1. Overview of SRS
Speaker verification systems consist of two modules: front-end embedding and back-end scoring. For any given audio, the embedding module represents the acoustic features of the audio by fixed-length high-dimensional feature vectors, and these vectors are then input to the back-end scoring module for similarity calculation to obtain the corresponding speaker labels for this segment of audio.
The earliest speech recognition (SR) models, such as the dynamic time warping (DTW) model
[1], recognize the speakers based on the speech signals by template matching. Later, some Gaussian mixture models (GMMs)
[2][3], like the Gaussian mixture model-universal background model (GMM-UBM) and the Gaussian mixture model-support vector machine (GMM-SVM) model were developed, which represent the original audio signals by the trained model to recognize the speaker. Then, identifying vector models (i-vector)
[4] that recognize speaker voice features became the mainstream method because they rely on data of smaller lengths. As deep learning technology advances, deep speaker vectors come to play a dominating role: deep neural networks are trained to extract speech features and represent the speech features as d-vectors
[5] or x-vectors
[6]. Bai et al.
[7] made a detailed summary of works on DNN-based speaker recognition systems (SRSs).
Figure 1 presents the general framework of traditional SR and deep learning-based SRSs, which comprises three stages: training, enrolling, and verification.
Figure 1. The general framework of the speaker recognition systems.
-
Training: over ten thousand audio clips from large amounts of speakers are used to train the speaker embedding module and obtain human voice feature distributions, regardless of single speakers;
-
Enrolling: the enrolled speaker utterance is mapped onto a unique labeled speaker embedding through the speaker embedding module, and this high-dimensional feature vector is this speaker’s unique identity;
-
Verification: the model scores the utterance of an unknown speaker by extracting high-dimensional feature vectors from the embedding module. The scoring module assesses the similarity between the recorded embedding and the speaker embedding, and the score and decision module is based on to judge whether the speaker is legitimate.
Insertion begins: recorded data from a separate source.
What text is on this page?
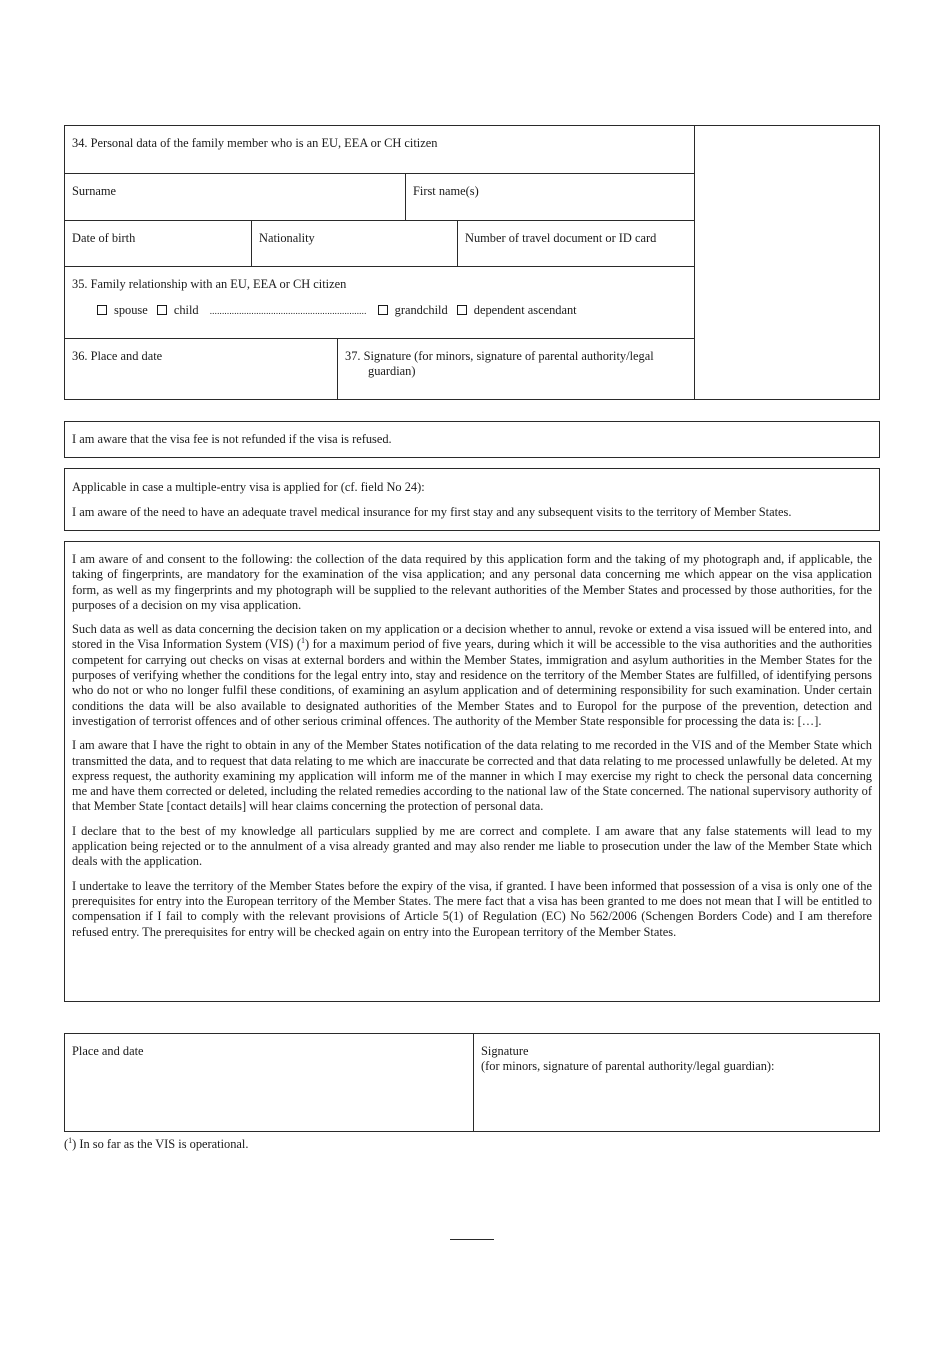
34. Personal data of the family member who is an EU, EEA or CH citizen
Surname	First name(s)
Date of birth	Nationality	Number of travel document or ID card
35. Family relationship with an EU, EEA or CH citizen
spouse child ................................................................ grandchild dependent ascendant
36. Place and date	37. Signature (for minors, signature of parental authority/legal
guardian)
I am aware that the visa fee is not refunded if the visa is refused.
Applicable in case a multiple-entry visa is applied for (cf. field No 24):
I am aware of the need to have an adequate travel medical insurance for my first stay and any subsequent visits to the territory of Member States.

I am aware of and consent to the following: the collection of the data required by this application form and the taking of my photograph and, if applicable, the taking of fingerprints, are mandatory for the examination of the visa application; and any personal data concerning me which appear on the visa application form, as well as my fingerprints and my photograph will be supplied to the relevant authorities of the Member States and processed by those authorities, for the purposes of a decision on my visa application.

Such data as well as data concerning the decision taken on my application or a decision whether to annul, revoke or extend a visa issued will be entered into, and stored in the Visa Information System (VIS) ($^1$) for a maximum period of five years, during which it will be accessible to the visa authorities and the authorities competent for carrying out checks on visas at external borders and within the Member States, immigration and asylum authorities in the Member States for the purposes of verifying whether the conditions for the legal entry into, stay and residence on the territory of the Member States are fulfilled, of identifying persons who do not or who no longer fulfil these conditions, of examining an asylum application and of determining responsibility for such examination. Under certain conditions the data will be also available to designated authorities of the Member States and to Europol for the purpose of the prevention, detection and investigation of terrorist offences and of other serious criminal offences. The authority of the Member State responsible for processing the data is: […].

I am aware that I have the right to obtain in any of the Member States notification of the data relating to me recorded in the VIS and of the Member State which transmitted the data, and to request that data relating to me which are inaccurate be corrected and that data relating to me processed unlawfully be deleted. At my express request, the authority examining my application will inform me of the manner in which I may exercise my right to check the personal data concerning me and have them corrected or deleted, including the related remedies according to the national law of the State concerned. The national supervisory authority of that Member State [contact details] will hear claims concerning the protection of personal data.

I declare that to the best of my knowledge all particulars supplied by me are correct and complete. I am aware that any false statements will lead to my application being rejected or to the annulment of a visa already granted and may also render me liable to prosecution under the law of the Member State which deals with the application.

I undertake to leave the territory of the Member States before the expiry of the visa, if granted. I have been informed that possession of a visa is only one of the prerequisites for entry into the European territory of the Member States. The mere fact that a visa has been granted to me does not mean that I will be entitled to compensation if I fail to comply with the relevant provisions of Article 5(1) of Regulation (EC) No 562/2006 (Schengen Borders Code) and I am therefore refused entry. The prerequisites for entry will be checked again on entry into the European territory of the Member States.

Place and date	Signature
(for minors, signature of parental authority/legal guardian):
($^1$) In so far as the VIS is operational.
At the training stage, the feature extraction module converts the original speech signals into acoustic waveforms with primary signal features. Regular feature extraction algorithms include Mel frequency analysis, filter-bank, Mel-scale frequency cepstral coefficients (MFCC)
[8], and perceptual linear predictive (PLP)
[9]. The speaker embedding network can be modeled by models such as LSTM, ResNet, time-delay neural network (TDNN), etc. There are two types of back-end scoring models: probabilistic linear discriminant analysis (PLDA)
[10] and cosine similarity
[11]: the former works well in most cases, but requires training based on utterances
[12]; the latter provides an alternative to PLDA but dispenses with the need for training.
2. SR Task
SR tasks can be divided into text-dependent and text-independent tasks by whether the audio clips are recorded by specific texts at the enrolling and verification stages. In text-dependent tasks, speech examples of specific texts are produced in both the training and testing stages, and though the model training consumes little time, the text is specific, and hence the model is short of universality. Text-independent tasks do not depend on the content of the audio, and the verification module recognizes the speaker by converting the audio content into the speaker’s high-dimensional speaker feature vectors, which is convenient but consumes considerable quantities of training resources. Only the adversarial attack and defense of text-independent SRSs would be introduced here (in fact, most works in this regard focus on text-independent SRSs). In text-independent SRSs, SR tasks can be divided by the task target into close-set speaker identification (CSI) tasks, open-set speaker identification (OSI) tasks, and speaker verification (SV) tasks.
2.1. CSI Task
Close-set speaker identification (CSI) tasks
[13][14] can be regarded as a multi-classification problem, which identifies a specific speaker from the corpus of a set of enrolled speakers, i.e., the system always identifies input audio as a specific label in the training dataset. Chen et al.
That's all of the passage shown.